I have now travelled to Israel and the Middle East on several occasions, but my first trip in 1978 was perhaps the most memorable. Since that was nearly 40 years ago, I marvel at the many things that have changed in that troubled land, but am deeply sorry about the many things that have not changed as well. Many of the grand sights and unrivalled wonder of the place are still to be seen, but the deep divide between Israelis and Palestinians has not closed but has been exacerbated by the monstrous wall that looms over so many former fields and vistas, separating east and west, and creating tensions that roil in the air nearly wherever one goes
To be sure in 1978 there were tensions to be felt. For example, our tiny group from Texas had to pass over the Allenby Bridge to enter Israel from Jordan after our visit to Petra in a cold wind with a hint of sleet. At the bridge, notorious for its harassment of western tourists, we waited for four hours as all of our bags were removed from under the bus, opened on the ground near the bus, and cursorily examined while the Arab/Jordanian guards spoke in animated tone about the price of oranges! Many were dressed in typical flowing white robes, adding to their exotic presence, especially for one couple of our group who, in their 70’s, had never before been away from their county in Texas! Since I was the only one of the group who understood a smidgeon of Arabic, I could pick out what the discussion was about. However, Arabic speakers tend to gesture wildly and intone their language with force, so to my group they looked and sounded very angry and threatening. They were not in the slightest, I assured my fearful friends. Nevertheless, some of our group was decidedly spooked.

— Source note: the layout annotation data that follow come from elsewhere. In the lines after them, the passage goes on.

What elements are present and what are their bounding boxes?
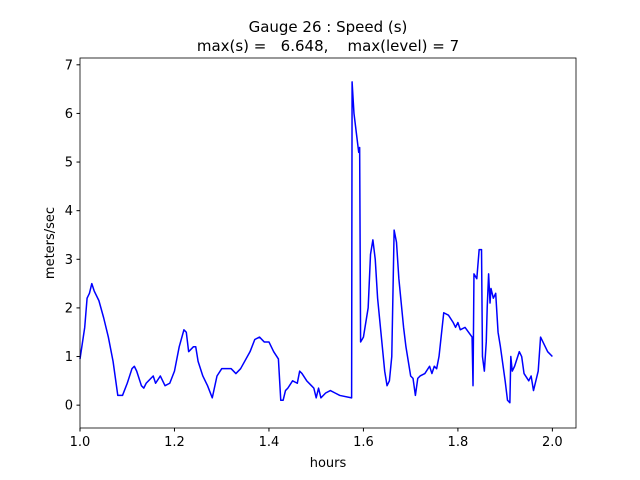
data-line [79,81,553,404]
y-axis-label: meters/sec [43,207,58,279]
x-tick-label: 1.0 [70,435,91,450]
x-tick-label: 1.8 [448,435,469,450]
x-tick-label: 2.0 [542,435,563,450]
x-axis-label: hours [310,456,347,471]
y-tick-label: 5 [65,156,73,171]
chart-title: Gauge 26 : Speed (s) [249,18,408,36]
x-tick-label: 1.2 [164,435,185,450]
y-tick-label: 6 [65,107,73,122]
y-tick-label: 7 [65,58,73,73]
y-tick-label: 0 [65,399,73,414]
x-tick-label: 1.4 [259,435,280,450]
chart-subtitle: max(s) = 6.648, max(level) = 7 [197,37,459,55]
y-tick-label: 1 [65,350,73,365]
y-tick-label: 4 [65,204,73,219]
plot-frame [79,57,577,429]
y-tick-label: 2 [65,301,73,316]
x-tick-label: 1.6 [353,435,374,450]
y-tick-label: 3 [65,253,73,268]
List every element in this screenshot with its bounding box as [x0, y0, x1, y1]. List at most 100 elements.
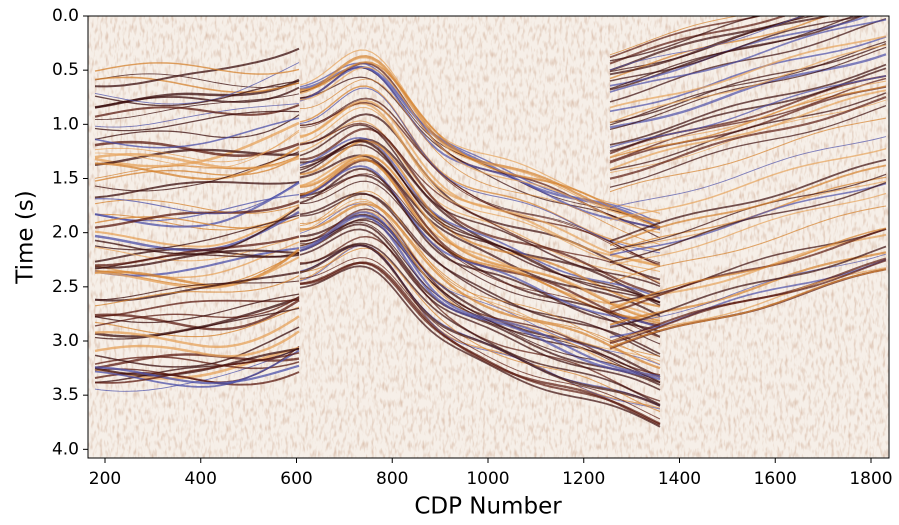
- reflector: [299, 55, 661, 223]
- x-tick-label: 600: [280, 469, 312, 489]
- seismic-image: [88, 16, 889, 458]
- reflector: [94, 110, 300, 132]
- x-tick-label: 1600: [754, 469, 797, 489]
- reflector: [299, 139, 661, 304]
- reflector: [94, 151, 300, 192]
- reflector: [299, 265, 661, 428]
- reflector: [94, 181, 300, 228]
- reflector: [299, 78, 661, 245]
- reflector: [299, 165, 661, 329]
- reflector: [299, 153, 661, 322]
- reflector: [299, 228, 661, 391]
- reflector: [299, 49, 661, 214]
- reflector: [299, 243, 661, 407]
- reflector: [609, 89, 887, 171]
- reflector: [94, 117, 300, 149]
- reflector: [94, 76, 300, 93]
- reflector: [94, 346, 300, 380]
- reflector: [609, 63, 887, 146]
- y-tick-label: 1.5: [52, 169, 79, 189]
- reflector: [94, 154, 300, 179]
- reflector: [609, 53, 887, 129]
- reflector: [609, 16, 740, 56]
- reflector: [299, 136, 661, 300]
- reflector: [94, 206, 300, 255]
- reflector: [299, 202, 661, 370]
- y-tick-label: 3.5: [52, 385, 79, 405]
- reflector: [609, 43, 887, 124]
- reflector: [94, 280, 300, 301]
- reflector: [299, 219, 661, 383]
- reflector: [94, 62, 300, 75]
- reflector: [299, 124, 661, 288]
- y-tick-label: 2.5: [52, 277, 79, 297]
- reflector: [299, 214, 661, 381]
- reflector: [94, 47, 300, 88]
- reflector: [299, 140, 661, 304]
- reflector: [299, 201, 661, 365]
- reflector: [94, 347, 300, 377]
- reflector: [609, 17, 887, 103]
- reflector: [299, 66, 661, 234]
- reflector: [609, 268, 887, 349]
- reflector: [609, 16, 762, 62]
- reflector: [299, 122, 661, 285]
- reflector: [299, 198, 661, 362]
- reflector: [94, 235, 300, 267]
- reflector: [94, 364, 300, 385]
- reflector: [609, 233, 887, 309]
- reflector: [609, 164, 887, 247]
- reflector: [299, 190, 661, 357]
- reflector: [299, 192, 661, 355]
- reflector: [609, 136, 887, 209]
- reflector: [609, 228, 887, 304]
- reflector: [94, 296, 300, 338]
- reflector: [609, 16, 833, 76]
- reflector: [609, 105, 887, 188]
- reflector: [609, 18, 887, 93]
- reflector: [609, 245, 887, 329]
- reflector: [94, 275, 300, 307]
- reflector: [299, 247, 661, 412]
- reflector: [94, 140, 300, 157]
- reflector: [94, 349, 300, 388]
- reflector: [94, 103, 300, 128]
- reflector: [609, 92, 887, 171]
- y-axis-label: Time (s): [13, 190, 39, 285]
- reflector: [609, 16, 804, 71]
- reflector: [299, 61, 661, 228]
- reflector: [94, 181, 300, 215]
- reflector: [299, 87, 661, 254]
- reflector: [94, 326, 300, 368]
- y-tick-label: 1.0: [52, 114, 79, 134]
- x-tick-label: 1400: [658, 469, 701, 489]
- reflector: [609, 228, 887, 314]
- x-tick-label: 1800: [849, 469, 892, 489]
- reflector: [299, 99, 661, 267]
- reflector: [609, 35, 887, 109]
- reflector: [299, 85, 661, 252]
- reflector: [94, 351, 300, 384]
- reflector: [94, 247, 300, 277]
- x-tick-label: 1000: [466, 469, 509, 489]
- reflector: [299, 211, 661, 378]
- reflector: [609, 181, 887, 263]
- reflector: [299, 242, 661, 406]
- reflector: [299, 101, 661, 267]
- y-tick-label: 0.0: [52, 6, 79, 26]
- reflector: [94, 216, 300, 229]
- reflector: [94, 155, 300, 182]
- reflector: [299, 120, 661, 283]
- y-tick-label: 0.5: [52, 60, 79, 80]
- x-axis-label: CDP Number: [414, 494, 562, 520]
- y-tick-label: 2.0: [52, 223, 79, 243]
- reflector: [94, 293, 300, 324]
- reflector: [94, 114, 300, 141]
- reflector: [94, 86, 300, 109]
- reflector: [609, 36, 887, 113]
- x-tick-label: 800: [376, 469, 408, 489]
- reflector: [94, 131, 300, 163]
- reflector: [609, 251, 887, 326]
- reflector: [609, 205, 887, 284]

On the Israeli side of the bridge, all facilities were neat and clean, and every guard spoke unaccented English; in fact, many of them were former Americans who had made aliyah, that is had immigrated to Israel. I remember the man who searched my bag with the most meticulous of care, even removing the top of my deodorant to check within, all the while keeping up detailed patter about American baseball. I reflected then, and still feel so now, that the initial impressions of the two countries were exceedingly important, and that Jordan had failed the test of welcome while Israel had passed with flying colors. This impression was hardly in any way surprising; after all, Israel was already a close friend of the US, and was supported almost without reservation at the highest levels of our government, while many in the Arab world were highly suspicious of the American support of Israel, still seen by many as an interloper in a sea of Arabic speaking peoples. Our trip occurred barely 10 years after the 1967 war when Israel had recaptured the western wall of Jerusalem and had begun its near complete domination of its Palestinian neighbors.
But surely the most ironic moment came at the traditional sight of the Sermon on the Mount, on the north shore of Lake Chinnerett, or the Sea of Galilee. The lake is quite beautiful, and we were there on a warm January day. Our guide, whose name I remember as Shmuel, had been a tank commander in the 1967 war between Israel and nearly all of its Arab neighbors. This lovely site is very close to the Golan Heights, on the border with Syria; we could see it clearly from where we were. It was from that place to the east of where we were standing that hundreds of Syrian tanks poured over the ridge and attacked the northern Israeli army. Shmuel described in grim detail his part in that battle, how he was wounded and taken to a field hospital, and then how he refused treatment and headed back to his tank still wearing a hospital gown! His face glowed as he recounted the Israeli victory that day against far more numerous forces.
We were all rapt in silence by his story; I turned around, and directly behind me saw the large inlaid plaque: “Blessed are the peacemakers, for theirs is the kingdom of heaven.” An absolutely stunning juxtaposition of war and the call for peace from the one we call the Prince of Peace. Tradition affirms that on that very spot these words were spoken by Jesus, and Shmuel’s story made it clear once again that we have yet to learn the lesson Jesus tried to impart. Subsequent trips to Israel have not changed my view that the land of Israel is fraught with bitter and painful ironies too numerous to count. That land is the cradle of three of the world’s great religions, all of which espouse words of justice and peace. Yet, the land is riven by turmoil, oppression of the weak by the powerful, and the evident desires of some to be in control of the many.
I love the land of Israel, as well as I love the glories of Egypt and the wonders of Jordan. I would go again in a minute. However, I fear that any trip I might make would merely reaffirm my sorrows at just how far the peoples of 2017 are from the hopes of the Jews of 3000 years ago, the dreams of the Christians of 2000 years ago, and the expectations of the Muslims of 1400 years ago. We need to pray for the peace of Jerusalem, for in that prayer we fold our hopes for the entire Middle East and its troubled peoples.